“(…)Młodzi są pokrzywdzeni”. -fragment z wypowiedzi Ziomka Zemsty
Jeszcze zobaczysz wiele drogi internauto.
U nas na Wydziale Prawa ten kto chciał coś zdobyć nie miał życia osobistego w ogóle.
A żadne studia nie dają-no może informatyczne i pokrewne-pewności,że bez koneksji zdobędziesz od razu pracę.
Można zdobyć wykształcenie,świetne końcowe oceny ze studiów w postaci ocen b.db. za napisanie i obronę pracy magisterskiej,nagrodę w konkursie na najlepsze prace mgr z super trudnych dziedzin-kryminalistyki i medycyny sądowej,ciut kryminologii i suicydologii w tym także,zdobyć wyśmienite opinie od promotora ze studiów-jednej ze sław kryminalistyki nie tylko w Polsce,ale i na świecie (prace tego człowieka są m.in.w Departamencie Obrony Stanów Zjednoczonych),w których pisze o Tobie,że masz szeroką wiedzę,znacznie przekraczającą wiedzę podręcznikową,jesteś uczciwy,pod względem etyczno-moralnym ocenia Cię bardzo wysoko i nie zdobędziesz tak szybko pracy.Jeśli w ogóle ją zdobędziesz.
A inni,którzy decydują o wszelakich naborach od Policji,Straż Graniczną,CBA do ABW nawet Tobie nie odpiszą.
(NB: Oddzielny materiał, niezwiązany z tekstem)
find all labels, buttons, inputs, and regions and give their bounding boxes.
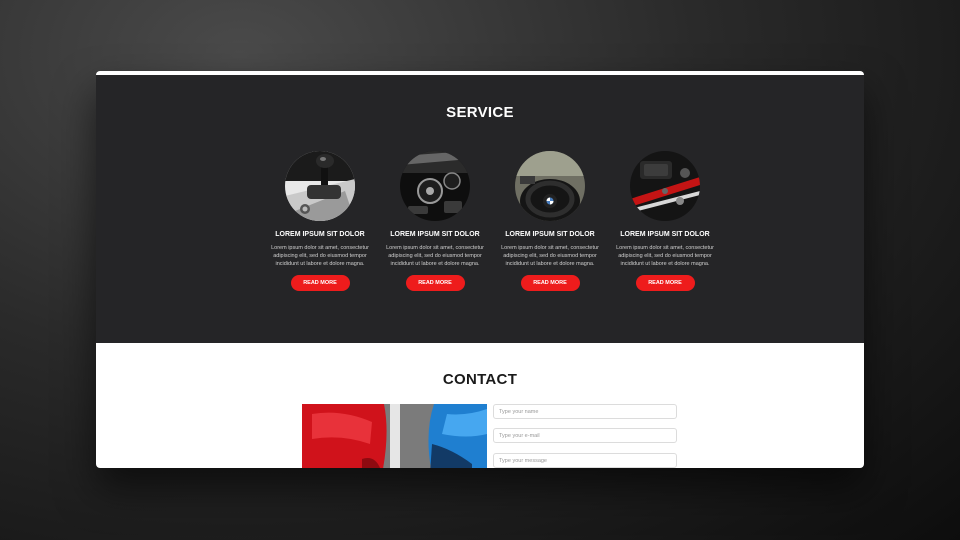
steering-wheel-photo xyxy=(515,151,585,221)
car-interior-photo xyxy=(630,151,700,221)
parked-cars-photo xyxy=(302,404,487,468)
card-title: LOREM IPSUM SIT DOLOR xyxy=(620,231,710,238)
browser-page: SERVICE LOREM IPSUM SIT DOLOR Lorem ipsu… xyxy=(96,71,864,468)
card-title: LOREM IPSUM SIT DOLOR xyxy=(390,231,480,238)
email-field[interactable] xyxy=(493,428,677,443)
read-more-button[interactable]: READ MORE xyxy=(290,275,350,292)
name-field[interactable] xyxy=(493,404,677,419)
service-card: LOREM IPSUM SIT DOLOR Lorem ipsum dolor … xyxy=(500,151,600,292)
card-description: Lorem ipsum dolor sit amet, consectetur … xyxy=(386,245,484,267)
service-card: LOREM IPSUM SIT DOLOR Lorem ipsum dolor … xyxy=(385,151,485,292)
gauge-cluster-photo xyxy=(400,151,470,221)
service-card: LOREM IPSUM SIT DOLOR Lorem ipsum dolor … xyxy=(615,151,715,292)
read-more-button[interactable]: READ MORE xyxy=(520,275,580,292)
service-card: LOREM IPSUM SIT DOLOR Lorem ipsum dolor … xyxy=(270,151,370,292)
gear-shifter-photo xyxy=(285,151,355,221)
service-title: SERVICE xyxy=(446,104,514,121)
contact-title: CONTACT xyxy=(442,371,518,388)
read-more-button[interactable]: READ MORE xyxy=(635,275,695,292)
card-description: Lorem ipsum dolor sit amet, consectetur … xyxy=(501,245,599,267)
card-description: Lorem ipsum dolor sit amet, consectetur … xyxy=(271,245,369,267)
message-field[interactable] xyxy=(493,453,677,468)
read-more-button[interactable]: READ MORE xyxy=(405,275,465,292)
card-description: Lorem ipsum dolor sit amet, consectetur … xyxy=(616,245,714,267)
service-section: SERVICE LOREM IPSUM SIT DOLOR Lorem ipsu… xyxy=(96,75,864,343)
card-title: LOREM IPSUM SIT DOLOR xyxy=(505,231,595,238)
card-title: LOREM IPSUM SIT DOLOR xyxy=(275,231,365,238)
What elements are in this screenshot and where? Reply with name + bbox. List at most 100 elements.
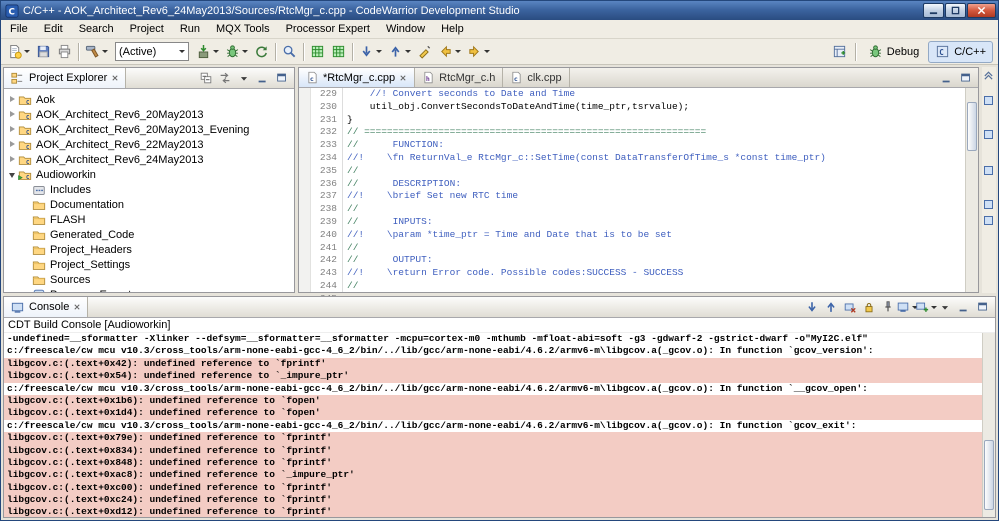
tree-item-aok[interactable]: C Aok: [4, 92, 294, 107]
menu-run[interactable]: Run: [172, 21, 208, 37]
menu-window[interactable]: Window: [378, 21, 433, 37]
console-scrollbar-thumb[interactable]: [984, 439, 994, 510]
console-scrollbar[interactable]: [982, 333, 995, 517]
debug-button[interactable]: [222, 41, 251, 63]
last-edit-location-button[interactable]: [414, 41, 435, 63]
project-explorer-tab[interactable]: Project Explorer: [4, 68, 127, 88]
overview-marker[interactable]: [984, 96, 993, 106]
search-icon: [282, 44, 297, 59]
dropdown-caret-icon: [455, 50, 461, 53]
menu-edit[interactable]: Edit: [36, 21, 71, 37]
flash-programmer-button[interactable]: [193, 41, 222, 63]
minimize-button[interactable]: [938, 69, 956, 87]
menu-processor-expert[interactable]: Processor Expert: [278, 21, 378, 37]
tree-item-aok-architect-rev6-24may2013[interactable]: C AOK_Architect_Rev6_24May2013: [4, 152, 294, 167]
close-view-icon[interactable]: [73, 303, 81, 311]
mqx-stack-usage-button[interactable]: [328, 41, 349, 63]
editor-scrollbar[interactable]: [965, 88, 978, 292]
view-menu-button[interactable]: [235, 69, 253, 87]
close-tab-icon[interactable]: [399, 74, 407, 82]
editor-tab-label: clk.cpp: [527, 71, 562, 84]
tree-item-project-settings[interactable]: Project_Settings: [4, 257, 294, 272]
forward-button[interactable]: [464, 41, 493, 63]
tree-item-processorexpert-pe[interactable]: ProcessorExpert.pe: [4, 287, 294, 292]
overview-marker[interactable]: [984, 166, 993, 176]
previous-error-button[interactable]: [822, 298, 840, 316]
tree-item-sources[interactable]: Sources: [4, 272, 294, 287]
title-bar[interactable]: C C/C++ - AOK_Architect_Rev6_24May2013/S…: [1, 1, 998, 20]
close-button[interactable]: [967, 3, 996, 18]
maximize-button[interactable]: [273, 69, 291, 87]
maximize-button[interactable]: [974, 298, 992, 316]
next-annotation-button[interactable]: [356, 41, 385, 63]
build-button[interactable]: [82, 41, 111, 63]
next-error-button[interactable]: [803, 298, 821, 316]
search-button[interactable]: [279, 41, 300, 63]
perspective-cpp-button[interactable]: C C/C++: [928, 40, 993, 63]
view-menu-button[interactable]: [936, 298, 954, 316]
code-editor[interactable]: //! Convert seconds to Date and Time uti…: [343, 88, 965, 292]
active-config-select[interactable]: (Active): [115, 42, 189, 61]
flash-programmer-icon: [196, 44, 211, 59]
editor-tab-rtcmgr-c-cpp[interactable]: c *RtcMgr_c.cpp: [299, 68, 416, 87]
tree-item-aok-architect-rev6-20may2013[interactable]: C AOK_Architect_Rev6_20May2013: [4, 107, 294, 122]
tree-twisty-icon[interactable]: [8, 167, 18, 182]
collapse-all-button[interactable]: [197, 69, 215, 87]
console-output[interactable]: -undefined=__sformatter -Xlinker --defsy…: [4, 333, 995, 517]
tree-item-includes[interactable]: Includes: [4, 182, 294, 197]
tree-item-flash[interactable]: FLASH: [4, 212, 294, 227]
open-perspective-button[interactable]: [829, 41, 850, 63]
open-console-button[interactable]: [916, 298, 937, 316]
editor-tab-rtcmgr-c-h[interactable]: h RtcMgr_c.h: [415, 68, 504, 87]
mqx-task-summary-button[interactable]: [307, 41, 328, 63]
tree-twisty-icon[interactable]: [8, 137, 18, 152]
tree-twisty-icon[interactable]: [8, 122, 18, 137]
code-line: //! Convert seconds to Date and Time: [347, 88, 965, 101]
overview-marker[interactable]: [984, 130, 993, 140]
pin-console-icon: [881, 300, 895, 314]
tree-twisty-icon[interactable]: [8, 152, 18, 167]
editor-pane: c *RtcMgr_c.cpp h RtcMgr_c.h c clk.cpp 229 230…: [298, 67, 979, 304]
svg-text:C: C: [26, 145, 29, 151]
perspective-debug-button[interactable]: Debug: [861, 41, 926, 63]
minimize-button[interactable]: [254, 69, 272, 87]
menu-mqx-tools[interactable]: MQX Tools: [208, 21, 278, 37]
overview-marker[interactable]: [984, 216, 993, 226]
link-with-editor-button[interactable]: [216, 69, 234, 87]
maximize-button[interactable]: [945, 3, 966, 18]
scroll-lock-button[interactable]: [860, 298, 878, 316]
previous-annotation-icon: [388, 44, 403, 59]
tree-item-aok-architect-rev6-20may2013-evening[interactable]: C AOK_Architect_Rev6_20May2013_Evening: [4, 122, 294, 137]
tree-item-documentation[interactable]: Documentation: [4, 197, 294, 212]
back-button[interactable]: [435, 41, 464, 63]
minimize-button[interactable]: [955, 298, 973, 316]
minimize-button[interactable]: [923, 3, 944, 18]
overview-marker[interactable]: [984, 200, 993, 210]
project-icon: C: [18, 153, 32, 167]
print-button[interactable]: [54, 41, 75, 63]
save-button[interactable]: [33, 41, 54, 63]
maximize-button[interactable]: [957, 69, 975, 87]
editor-tab-clk-cpp[interactable]: c clk.cpp: [503, 68, 570, 87]
editor-scrollbar-thumb[interactable]: [967, 102, 977, 152]
tree-item-project-headers[interactable]: Project_Headers: [4, 242, 294, 257]
close-view-icon[interactable]: [111, 74, 119, 82]
new-wizard-button[interactable]: [4, 41, 33, 63]
menu-file[interactable]: File: [2, 21, 36, 37]
previous-annotation-button[interactable]: [385, 41, 414, 63]
pin-console-button[interactable]: [879, 298, 897, 316]
clear-console-button[interactable]: [841, 298, 859, 316]
display-selected-console-button[interactable]: [897, 298, 918, 316]
tree-item-audioworkin[interactable]: C Audioworkin: [4, 167, 294, 182]
menu-help[interactable]: Help: [433, 21, 472, 37]
tree-item-aok-architect-rev6-22may2013[interactable]: C AOK_Architect_Rev6_22May2013: [4, 137, 294, 152]
tree-twisty-icon[interactable]: [8, 107, 18, 122]
menu-search[interactable]: Search: [71, 21, 122, 37]
tree-item-generated-code[interactable]: Generated_Code: [4, 227, 294, 242]
refresh-button[interactable]: [251, 41, 272, 63]
menu-project[interactable]: Project: [122, 21, 172, 37]
console-tab[interactable]: Console: [4, 297, 89, 317]
tree-twisty-icon[interactable]: [8, 92, 18, 107]
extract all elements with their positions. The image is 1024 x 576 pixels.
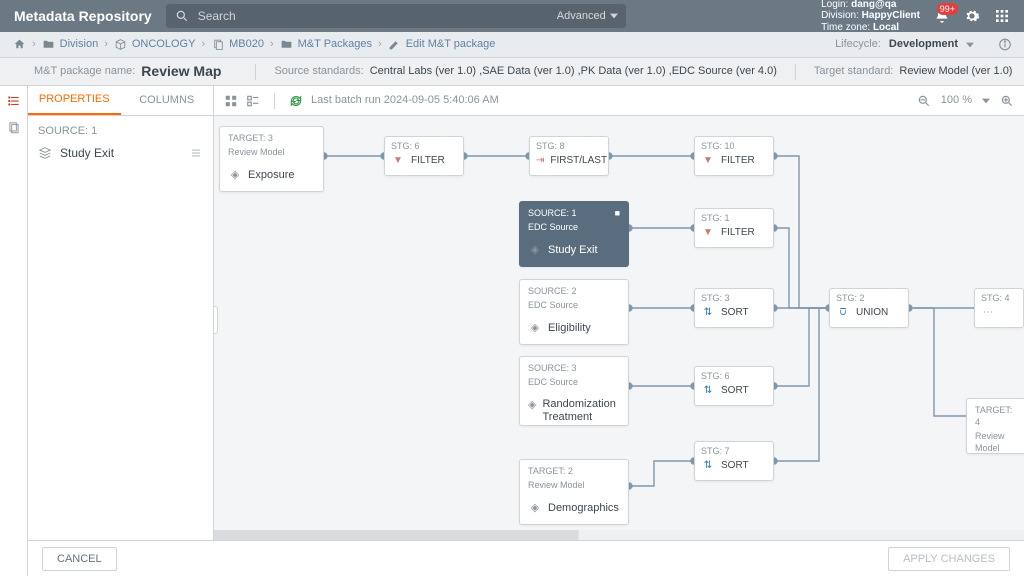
node-firstlast[interactable]: STG: 8 ⇥FIRST/LAST <box>529 136 609 176</box>
folder-icon <box>280 38 294 52</box>
refresh-icon[interactable] <box>289 94 303 108</box>
flow-canvas[interactable]: TARGET: 3Review Model ◈Exposure STG: 6 ▼… <box>214 116 1024 540</box>
layers-icon: ◈ <box>528 502 542 516</box>
zoom-level: 100 % <box>941 93 972 108</box>
cancel-button[interactable]: CANCEL <box>42 547 117 571</box>
layers-icon <box>38 146 52 160</box>
side-item-study-exit[interactable]: Study Exit <box>38 145 203 161</box>
gear-icon[interactable] <box>964 8 980 24</box>
crumb-edit: Edit M&T package <box>406 37 496 52</box>
canvas-toolbar: Last batch run 2024-09-05 5:40:06 AM 100… <box>214 86 1024 116</box>
layers-icon: ◈ <box>528 322 542 336</box>
layers-icon: ◈ <box>528 398 536 412</box>
tgt-std-value: Review Model (ver 1.0) <box>899 64 1012 79</box>
search-input[interactable] <box>196 8 551 24</box>
chevron-down-icon[interactable] <box>966 42 974 48</box>
node-demographics[interactable]: TARGET: 2Review Model ◈Demographics <box>519 459 629 525</box>
grid-view-icon[interactable] <box>224 94 238 108</box>
lifecycle-label: Lifecycle: <box>835 37 881 52</box>
menu-icon[interactable] <box>189 146 203 160</box>
cube-icon <box>114 38 128 52</box>
folder-icon <box>42 38 56 52</box>
side-header: SOURCE: 1 <box>38 124 203 139</box>
tab-columns[interactable]: COLUMNS <box>121 86 214 115</box>
lifecycle-value[interactable]: Development <box>889 37 958 52</box>
sidebar: PROPERTIES COLUMNS SOURCE: 1 Study Exit <box>28 86 214 576</box>
node-sort-7[interactable]: STG: 7 ⇅SORT <box>694 441 774 481</box>
pencil-icon <box>388 38 402 52</box>
node-union[interactable]: STG: 2 ⩂UNION <box>829 288 909 328</box>
list-view-icon[interactable] <box>246 94 260 108</box>
node-exposure[interactable]: TARGET: 3Review Model ◈Exposure <box>219 126 324 192</box>
h-scrollbar[interactable] <box>214 530 1024 540</box>
chevron-down-icon[interactable] <box>982 98 990 104</box>
batch-run-text: Last batch run 2024-09-05 5:40:06 AM <box>311 93 499 108</box>
node-lab[interactable]: TARGET: 4Review Model ◈Laboratory Result… <box>966 398 1024 454</box>
node-rta[interactable]: SOURCE: 3EDC Source ◈Randomization Treat… <box>519 356 629 426</box>
search-advanced[interactable]: Advanced <box>557 9 618 24</box>
stop-icon: ■ <box>615 207 620 219</box>
breadcrumb: › Division › ONCOLOGY › MB020 › M&T Pack… <box>0 37 495 52</box>
node-study-exit-src[interactable]: SOURCE: 1■EDC Source ◈Study Exit <box>519 201 629 267</box>
expand-handle[interactable] <box>214 306 218 334</box>
union-icon: ⩂ <box>836 306 850 320</box>
search-box[interactable]: Advanced <box>166 4 626 28</box>
doc-icon <box>211 38 225 52</box>
crumb-oncology[interactable]: ONCOLOGY <box>132 37 196 52</box>
src-std-label: Source standards: <box>274 64 363 79</box>
node-filter-1[interactable]: STG: 1 ▼FILTER <box>694 208 774 248</box>
info-icon[interactable] <box>998 38 1012 52</box>
notif-badge: 99+ <box>937 3 958 15</box>
tab-properties[interactable]: PROPERTIES <box>28 86 121 115</box>
zoom-in-icon[interactable] <box>1000 94 1014 108</box>
sort-icon: ⇅ <box>701 306 715 320</box>
layers-icon: ◈ <box>528 244 542 258</box>
filter-icon: ▼ <box>701 226 715 240</box>
layers-icon: ◈ <box>228 169 242 183</box>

A później się dowiesz,że przyjęto albo “swojaków” i to takich,którzy nie mają nawet w 1% tego,co Ty masz w dokumentach,ale przede wszystkim w głowie.
Albo pojedziesz daleko,by złożyć same dokumenty to jeszcze będziesz obrażany-nie wiadomo z jakiego powodu przez funkcjonariusza Straży Granicznej np.
Innym razem pojedziesz na rozmowę kwalifikacyjną,w której trakcie będziesz otrzymywał pytania uwłaczające Tobie.
Gdy będziesz chciał natomiast zaprezentować swoją wiedzę,którą ciężko zdobywałeś nikt nie będzie z Tobą na ten temat rozmawiał.
Może powodem tej niechęci do rozmowy merytorycznej jest kompletny brak wiedzy tych,którzy decydują o danym naborze-śmiem tak twierdzić,gdyż ci Panowie,o których wyżej napisałem ze Straży Granicznej nie wiedzieli nawet,co to jest taktyka kryminalistyczna,ale są szefami różnych Wydziałów-w tym Wydziału Śledczego-wstyd.
Nie muszę dodawać,że z KGSG nikt nie odpowiedział,gdy napisałem w tej sprawie.
Tak to wygląda.
Choć są zacne przykłady wspaniałych ludzi,którzy szanują innych i wykształconych ludzi.
Znam takie dwa miejsca-troszkę mało jak na cały kraj,ale chociaż to jest.